Thursday, March 6, 2014
Road show continues
Last week I figure I worked in the neighborhood of 75 hours. But keep in mind, it wasn’t a typical week.
We had seven high school basketball teams participating in north half competition. Plus, your newspaper staff had to produce 22 extra pages – the Profile Edition, “A Slice of Life in Marshall County.”
I need no pity for the workload. For the most part, it’s not work, it’s fun. Instead, give all your attention to the young athletes in our county. They’ve worked hard and they deserve pats on the back, congratulations and thank yous for their dedication, on and off the court.
Last week’s road show started for me on Monday night. I drove north on Highway 311 and then hit 72 for a bit until I arrived at the home of the Lady Lions. They scratched the Baldwyn Lady Bearcats from the post-season. I’m practically on a first-name basis with most of the good folks at Byers. They know their newspaperman.
Tuesday night, I went west in the county as the Byhalia Indians hosted Itawamba AHS. I’d been looking forward to this one – wondering if I would see any old friends from Fulton (where I lived for five years). I did see a few and it was good to renew old acquaintances and share some smiles. The Marshall County version of the Indians had no trouble getting past the Itawamba Indians.
I took a night off Wednesday, except for working on the Profile Edition until time to go to Bible study. Thursday was the biggest of the Profile days. But it all came together well, thanks to teamwork here at The South Reporter.
Thursday night, DeMill Dixon and I made the longest of the road trips last week – to the Delta for games of the Potts Camp Lady Cardinals and the Byers Lady Lions.

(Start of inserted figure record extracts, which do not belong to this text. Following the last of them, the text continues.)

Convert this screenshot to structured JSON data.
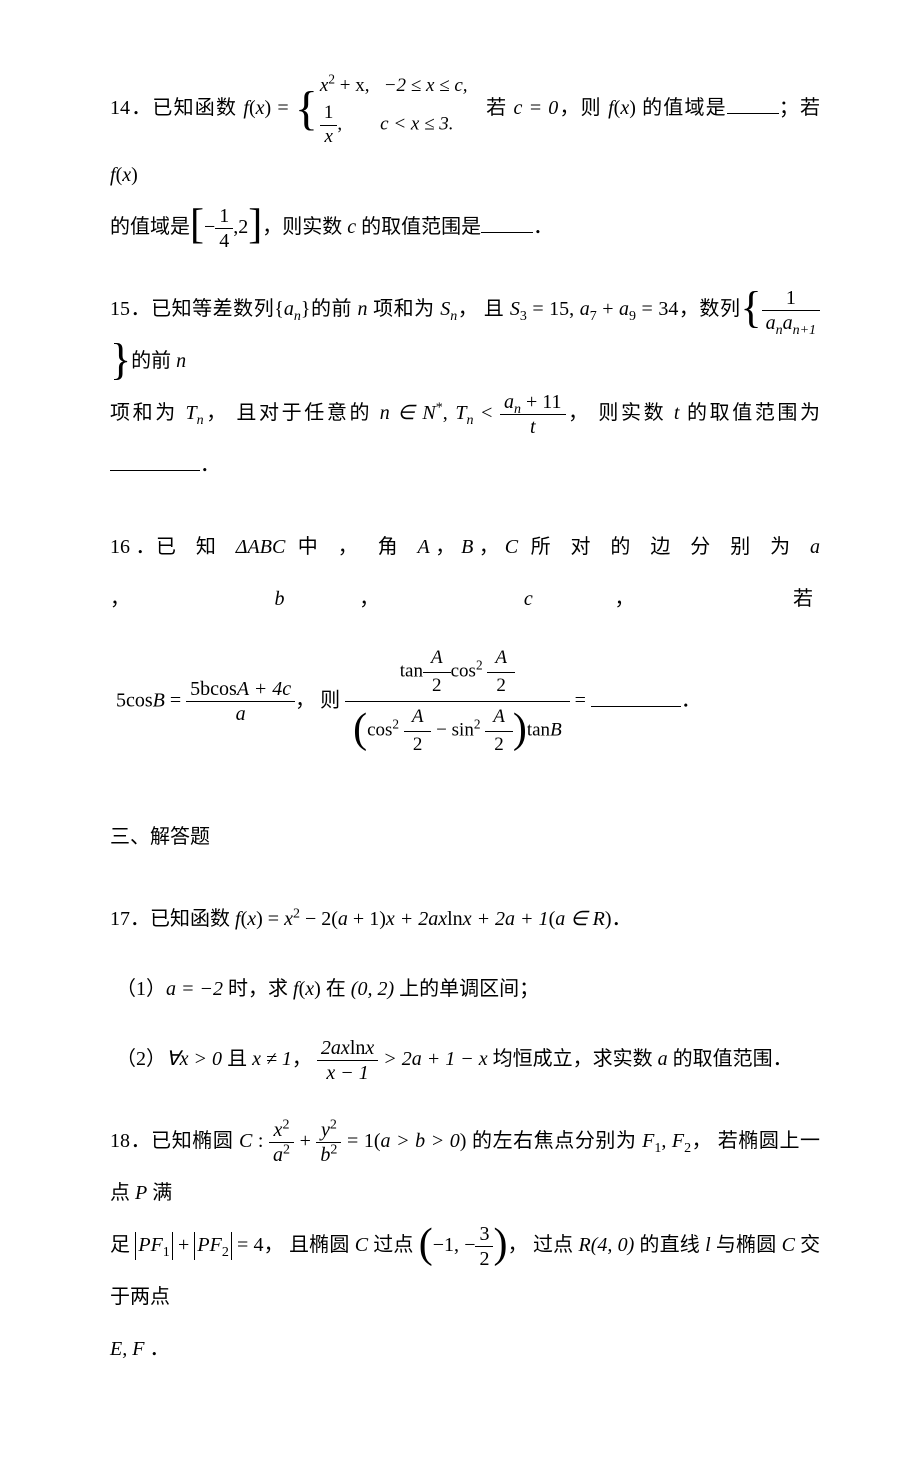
{
  "p14": {
    "num": "14．",
    "t1": "已知函数 ",
    "fx": "f",
    "paren_x": "x",
    "piece1_expr": "x",
    "piece1_exp": "2",
    "piece1_plus": " + x,",
    "piece1_cond": "−2 ≤ x ≤ c,",
    "piece2_num": "1",
    "piece2_den": "x",
    "piece2_comma": ",",
    "piece2_cond": "c < x ≤ 3.",
    "t2": "若 ",
    "c_eq": "c = 0",
    "t3": "，则 ",
    "t3b": " 的值域是",
    "t4": "；若 ",
    "t5": "的值域是",
    "range_lnum": "1",
    "range_lden": "4",
    "range_comma": ",",
    "range_right": "2",
    "t6": "，则实数 ",
    "c_var": "c",
    "t7": " 的取值范围是",
    "period": "．"
  },
  "p15": {
    "num": "15．",
    "t1": "已知等差数列",
    "seq": "a",
    "sub_n": "n",
    "t2": "的前 ",
    "n_it": "n",
    "t3": " 项和为 ",
    "Sn": "S",
    "t4": "， 且 ",
    "cond1": "S",
    "cond1_sub": "3",
    "cond1_eq": " = 15, ",
    "cond2a": "a",
    "cond2a_sub": "7",
    "cond2_plus": " + ",
    "cond2b": "a",
    "cond2b_sub": "9",
    "cond2_eq": " = 34",
    "t5": "，数列",
    "frac_num": "1",
    "frac_den_a1": "a",
    "frac_den_a2": "a",
    "frac_den_sub1": "n",
    "frac_den_sub2": "n+1",
    "t6": "的前 ",
    "t7": "项和为 ",
    "Tn": "T",
    "t8": "， 且对于任意的 ",
    "nN": "n ∈ N",
    "star": "*",
    "comma": ", ",
    "Tn2": "T",
    "lt": " < ",
    "rhs_num_a": "a",
    "rhs_num_sub": "n",
    "rhs_num_plus": " + 11",
    "rhs_den": "t",
    "t9": "， 则实数 ",
    "t_var": "t",
    "t10": " 的取值范围为",
    "period": "．"
  },
  "p16": {
    "num": "16 ．",
    "t1": "已 知 ",
    "tri": "ΔABC",
    "t2": " 中 ， 角 ",
    "A": "A",
    "t3": " ，   ",
    "B": "B",
    "t4": " ，   ",
    "C": "C",
    "t5": " 所 对 的 边 分 别 为 ",
    "a": "a",
    "t6": " ，   ",
    "b": "b",
    "t7": " ，   ",
    "c": "c",
    "t8": " ， 若",
    "lhs_5": "5",
    "lhs_cos": "cos",
    "lhs_B": "B",
    "lhs_eq": " = ",
    "lhs2_num_5b": "5b",
    "lhs2_num_cosA": "cos",
    "lhs2_num_A": "A",
    "lhs2_num_p4c": " + 4c",
    "lhs2_den": "a",
    "ze": "， 则 ",
    "big_eq": " = ",
    "rhs_num_tan": "tan",
    "rhs_num_A2_n": "A",
    "rhs_num_A2_d": "2",
    "rhs_num_cos2": "cos",
    "rhs_num_sq": "2",
    "rhs_den_cos2": "cos",
    "rhs_den_minus": " − ",
    "rhs_den_sin2": "sin",
    "rhs_den_tanB": "tan",
    "rhs_den_B": "B",
    "period": "．"
  },
  "section3": "三、解答题",
  "p17": {
    "num": "17．",
    "t1": "已知函数 ",
    "f": "f",
    "x": "x",
    "eq": " = ",
    "x2": "x",
    "exp2": "2",
    "m": " − 2",
    "ap1_l": "(",
    "a": "a",
    "ap1_p1": " + 1",
    "ap1_r": ")",
    "xp": "x + 2ax",
    "ln": "ln",
    "xp2": "x + 2a + 1",
    "aR_l": "(",
    "aR": "a ∈ R",
    "aR_r": ")",
    "period": "．",
    "s1_label": "（1）",
    "s1_a": "a = −2",
    "s1_t1": " 时，求 ",
    "s1_t2": " 在 ",
    "s1_open": "(0, 2)",
    "s1_t3": " 上的单调区间；",
    "s2_label": "（2）",
    "s2_forall": "∀x > 0",
    "s2_and": " 且 ",
    "s2_xne1": "x ≠ 1",
    "s2_comma": "，  ",
    "s2_num_2ax": "2ax",
    "s2_num_ln": "ln",
    "s2_num_x": "x",
    "s2_den": "x − 1",
    "s2_gt": " > 2a + 1 − x",
    "s2_t1": " 均恒成立，求实数 ",
    "s2_t2": " 的取值范围．"
  },
  "p18": {
    "num": "18．",
    "t1": "已知椭圆 ",
    "C": "C",
    "colon": " : ",
    "fx_num": "x",
    "fx_exp": "2",
    "fa_den": "a",
    "fa_exp": "2",
    "plus": " + ",
    "fy_num": "y",
    "fy_exp": "2",
    "fb_den": "b",
    "fb_exp": "2",
    "eq1": " = 1",
    "cond_l": "(",
    "cond": "a > b > 0",
    "cond_r": ")",
    "t2": " 的左右焦点分别为 ",
    "F1": "F",
    "F1s": "1",
    "comma": ", ",
    "F2": "F",
    "F2s": "2",
    "t3": "，  若椭圆上一点 ",
    "P": "P",
    "t4": " 满",
    "t5": "足 ",
    "PF1": "PF",
    "PF1s": "1",
    "plus2": " + ",
    "PF2": "PF",
    "PF2s": "2",
    "eq4": " = 4",
    "t6": "， 且椭圆 ",
    "t7": " 过点 ",
    "pt_n1": "−1, −",
    "pt_3": "3",
    "pt_2": "2",
    "t8": "， 过点 ",
    "R": "R",
    "R40": "(4, 0)",
    "t9": " 的直线 ",
    "l": "l",
    "t10": " 与椭圆 ",
    "t11": " 交于两点",
    "EF": "E, F",
    "period": " ．"
  }
}
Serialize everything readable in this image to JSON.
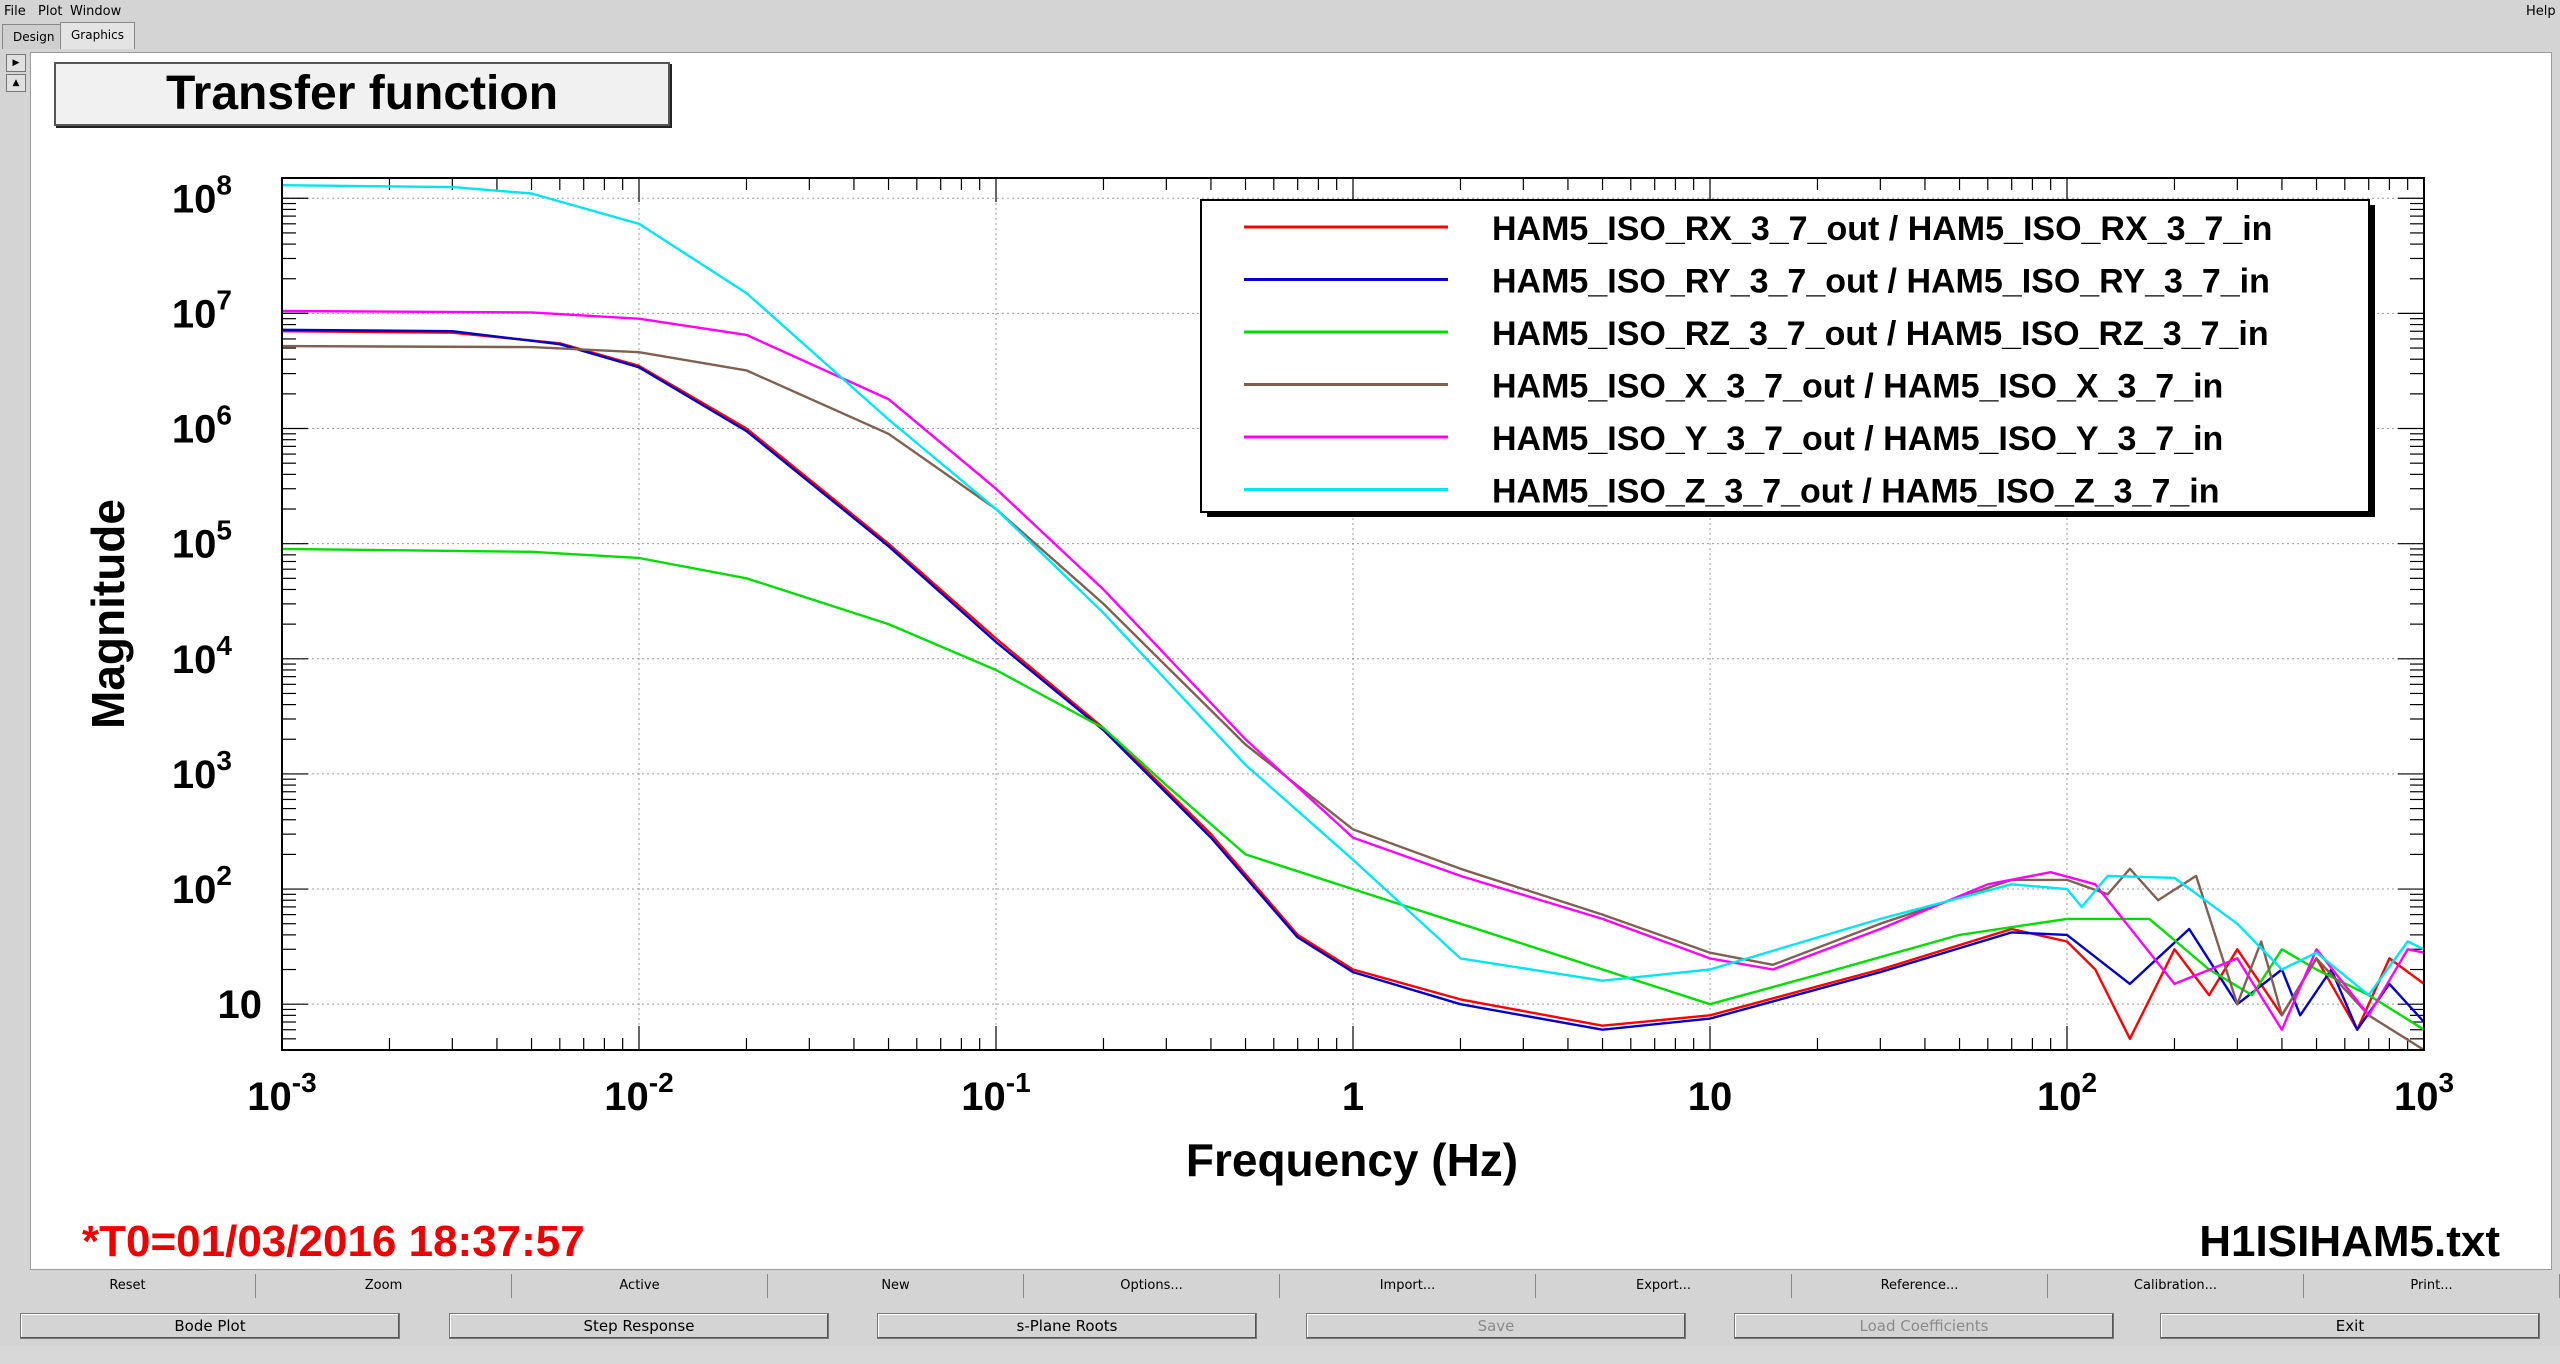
{
  "menu": {
    "file": "File",
    "plot": "Plot",
    "window": "Window",
    "help": "Help"
  },
  "tabs": [
    "Design",
    "Graphics"
  ],
  "plot_title": "Transfer function",
  "bottom_left_text": "*T0=01/03/2016 18:37:57",
  "bottom_right_text": "H1ISIHAM5.txt",
  "colors": {
    "red": "#ff0000",
    "blue": "#0000cc",
    "green": "#00dd00",
    "brown": "#806050",
    "magenta": "#ff00ff",
    "cyan": "#00e5f0",
    "timestamp": "#ee0000"
  },
  "chart_data": {
    "type": "line",
    "xlabel": "Frequency (Hz)",
    "ylabel": "Magnitude",
    "xscale": "log",
    "yscale": "log",
    "xlim": [
      0.001,
      1000
    ],
    "ylim": [
      4,
      150000000
    ],
    "x_ticks": [
      {
        "base": "10",
        "exp": "-3"
      },
      {
        "base": "10",
        "exp": "-2"
      },
      {
        "base": "10",
        "exp": "-1"
      },
      {
        "base": "1",
        "exp": ""
      },
      {
        "base": "10",
        "exp": ""
      },
      {
        "base": "10",
        "exp": "2"
      },
      {
        "base": "10",
        "exp": "3"
      }
    ],
    "y_ticks": [
      {
        "base": "10",
        "exp": ""
      },
      {
        "base": "10",
        "exp": "2"
      },
      {
        "base": "10",
        "exp": "3"
      },
      {
        "base": "10",
        "exp": "4"
      },
      {
        "base": "10",
        "exp": "5"
      },
      {
        "base": "10",
        "exp": "6"
      },
      {
        "base": "10",
        "exp": "7"
      },
      {
        "base": "10",
        "exp": "8"
      }
    ],
    "grid": true,
    "legend_position": "top-right",
    "series": [
      {
        "name": "HAM5_ISO_RX_3_7_out / HAM5_ISO_RX_3_7_in",
        "color": "#ff0000",
        "points": [
          [
            0.001,
            7000000
          ],
          [
            0.003,
            6800000
          ],
          [
            0.006,
            5500000
          ],
          [
            0.01,
            3500000
          ],
          [
            0.02,
            1000000
          ],
          [
            0.05,
            100000
          ],
          [
            0.1,
            15000
          ],
          [
            0.2,
            2500
          ],
          [
            0.4,
            300
          ],
          [
            0.7,
            40
          ],
          [
            1,
            20
          ],
          [
            2,
            11
          ],
          [
            5,
            6.5
          ],
          [
            10,
            8
          ],
          [
            30,
            20
          ],
          [
            70,
            45
          ],
          [
            100,
            35
          ],
          [
            120,
            20
          ],
          [
            150,
            5
          ],
          [
            200,
            30
          ],
          [
            250,
            12
          ],
          [
            300,
            30
          ],
          [
            400,
            8
          ],
          [
            500,
            25
          ],
          [
            650,
            6
          ],
          [
            800,
            25
          ],
          [
            1000,
            15
          ]
        ]
      },
      {
        "name": "HAM5_ISO_RY_3_7_out / HAM5_ISO_RY_3_7_in",
        "color": "#0000cc",
        "points": [
          [
            0.001,
            7200000
          ],
          [
            0.003,
            7000000
          ],
          [
            0.006,
            5400000
          ],
          [
            0.01,
            3400000
          ],
          [
            0.02,
            950000
          ],
          [
            0.05,
            95000
          ],
          [
            0.1,
            14000
          ],
          [
            0.2,
            2400
          ],
          [
            0.4,
            280
          ],
          [
            0.7,
            38
          ],
          [
            1,
            19
          ],
          [
            2,
            10
          ],
          [
            5,
            6
          ],
          [
            10,
            7.5
          ],
          [
            30,
            19
          ],
          [
            70,
            42
          ],
          [
            100,
            40
          ],
          [
            150,
            15
          ],
          [
            220,
            45
          ],
          [
            300,
            10
          ],
          [
            400,
            20
          ],
          [
            450,
            8
          ],
          [
            550,
            20
          ],
          [
            650,
            6
          ],
          [
            800,
            15
          ],
          [
            1000,
            7
          ]
        ]
      },
      {
        "name": "HAM5_ISO_RZ_3_7_out / HAM5_ISO_RZ_3_7_in",
        "color": "#00dd00",
        "points": [
          [
            0.001,
            90000
          ],
          [
            0.005,
            85000
          ],
          [
            0.01,
            75000
          ],
          [
            0.02,
            50000
          ],
          [
            0.05,
            20000
          ],
          [
            0.1,
            8000
          ],
          [
            0.2,
            2500
          ],
          [
            0.3,
            800
          ],
          [
            0.5,
            200
          ],
          [
            1,
            100
          ],
          [
            2,
            50
          ],
          [
            5,
            20
          ],
          [
            10,
            10
          ],
          [
            20,
            18
          ],
          [
            50,
            40
          ],
          [
            100,
            55
          ],
          [
            170,
            55
          ],
          [
            250,
            20
          ],
          [
            330,
            12
          ],
          [
            400,
            30
          ],
          [
            500,
            20
          ],
          [
            700,
            12
          ],
          [
            1000,
            6
          ]
        ]
      },
      {
        "name": "HAM5_ISO_X_3_7_out / HAM5_ISO_X_3_7_in",
        "color": "#806050",
        "points": [
          [
            0.001,
            5200000
          ],
          [
            0.005,
            5100000
          ],
          [
            0.01,
            4600000
          ],
          [
            0.02,
            3200000
          ],
          [
            0.05,
            900000
          ],
          [
            0.1,
            200000
          ],
          [
            0.2,
            30000
          ],
          [
            0.5,
            1800
          ],
          [
            1,
            330
          ],
          [
            2,
            150
          ],
          [
            5,
            60
          ],
          [
            10,
            28
          ],
          [
            15,
            22
          ],
          [
            30,
            50
          ],
          [
            70,
            120
          ],
          [
            100,
            120
          ],
          [
            130,
            90
          ],
          [
            150,
            150
          ],
          [
            180,
            80
          ],
          [
            230,
            130
          ],
          [
            300,
            10
          ],
          [
            350,
            35
          ],
          [
            400,
            8
          ],
          [
            500,
            25
          ],
          [
            700,
            8
          ],
          [
            1000,
            4
          ]
        ]
      },
      {
        "name": "HAM5_ISO_Y_3_7_out / HAM5_ISO_Y_3_7_in",
        "color": "#ff00ff",
        "points": [
          [
            0.001,
            10500000
          ],
          [
            0.005,
            10200000
          ],
          [
            0.01,
            9000000
          ],
          [
            0.02,
            6500000
          ],
          [
            0.05,
            1800000
          ],
          [
            0.1,
            300000
          ],
          [
            0.2,
            40000
          ],
          [
            0.5,
            2000
          ],
          [
            1,
            280
          ],
          [
            2,
            130
          ],
          [
            5,
            55
          ],
          [
            10,
            25
          ],
          [
            15,
            20
          ],
          [
            30,
            45
          ],
          [
            60,
            110
          ],
          [
            90,
            140
          ],
          [
            120,
            110
          ],
          [
            200,
            15
          ],
          [
            300,
            25
          ],
          [
            400,
            6
          ],
          [
            500,
            30
          ],
          [
            700,
            8
          ],
          [
            900,
            30
          ],
          [
            1000,
            28
          ]
        ]
      },
      {
        "name": "HAM5_ISO_Z_3_7_out / HAM5_ISO_Z_3_7_in",
        "color": "#00e5f0",
        "points": [
          [
            0.001,
            130000000
          ],
          [
            0.003,
            125000000
          ],
          [
            0.005,
            110000000
          ],
          [
            0.01,
            60000000
          ],
          [
            0.02,
            15000000
          ],
          [
            0.05,
            1200000
          ],
          [
            0.1,
            200000
          ],
          [
            0.2,
            25000
          ],
          [
            0.5,
            1200
          ],
          [
            1,
            180
          ],
          [
            2,
            25
          ],
          [
            5,
            16
          ],
          [
            10,
            20
          ],
          [
            30,
            55
          ],
          [
            70,
            110
          ],
          [
            100,
            100
          ],
          [
            110,
            70
          ],
          [
            130,
            130
          ],
          [
            200,
            125
          ],
          [
            300,
            50
          ],
          [
            400,
            20
          ],
          [
            500,
            28
          ],
          [
            700,
            12
          ],
          [
            900,
            35
          ],
          [
            1000,
            30
          ]
        ]
      }
    ]
  },
  "toolbar1": [
    "Reset",
    "Zoom",
    "Active",
    "New",
    "Options...",
    "Import...",
    "Export...",
    "Reference...",
    "Calibration...",
    "Print..."
  ],
  "toolbar2": [
    {
      "label": "Bode Plot",
      "enabled": true
    },
    {
      "label": "Step Response",
      "enabled": true
    },
    {
      "label": "s-Plane Roots",
      "enabled": true
    },
    {
      "label": "Save",
      "enabled": false
    },
    {
      "label": "Load Coefficients",
      "enabled": false
    },
    {
      "label": "Exit",
      "enabled": true
    }
  ]
}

Even though I’ve been to Clarksdale many times, it was my first trip to Coahoma County High School. I liked the gym, and the hospitality was just fine, too. Plus, Marshall County claimed a couple of wins.
It was a late night. We got back to the office about 11:30 p.m., looked through some photos and I got home a little after midnight.
Friday morning, it was back to the Profile, which we wrapped up that afternoon.
Friday night, I went in a different direction, east on Highway 78, turning south on 15 and arriving at Pontotoc High School.
The folks in Warrior land have always been friendly.
One gentleman at the gate thought I might be a referee – since I was carrying a bag.
“No, camera,” I replied. “I’m with the press.”
I didn’t tell him that I actually long to be a referee in my next life – maybe a good retirement job.
The Indians, plugged as underdogs, sent Greenwood packing and joined in big celebration with a large group of supporters as they wrapped up a state tournament berth with the semi-final win.
The Indian fans were ecstatic, to say the least, but showed a lot of class. And the security at Pontotoc High handled the celebration well.
Saturday evening, I returned to Pontotoc and thank goodness, I left early. I thought the game started at 7 p.m. I got there at 6:20 and the first quarter had just ended. Come to find out, both teams agreed to move it up to 6.
At the same time I was traveling last week, so were Claude Vinson and Willie Ann Shelton, following Holly High.
It was a crazy, tiresome but enjoyable week.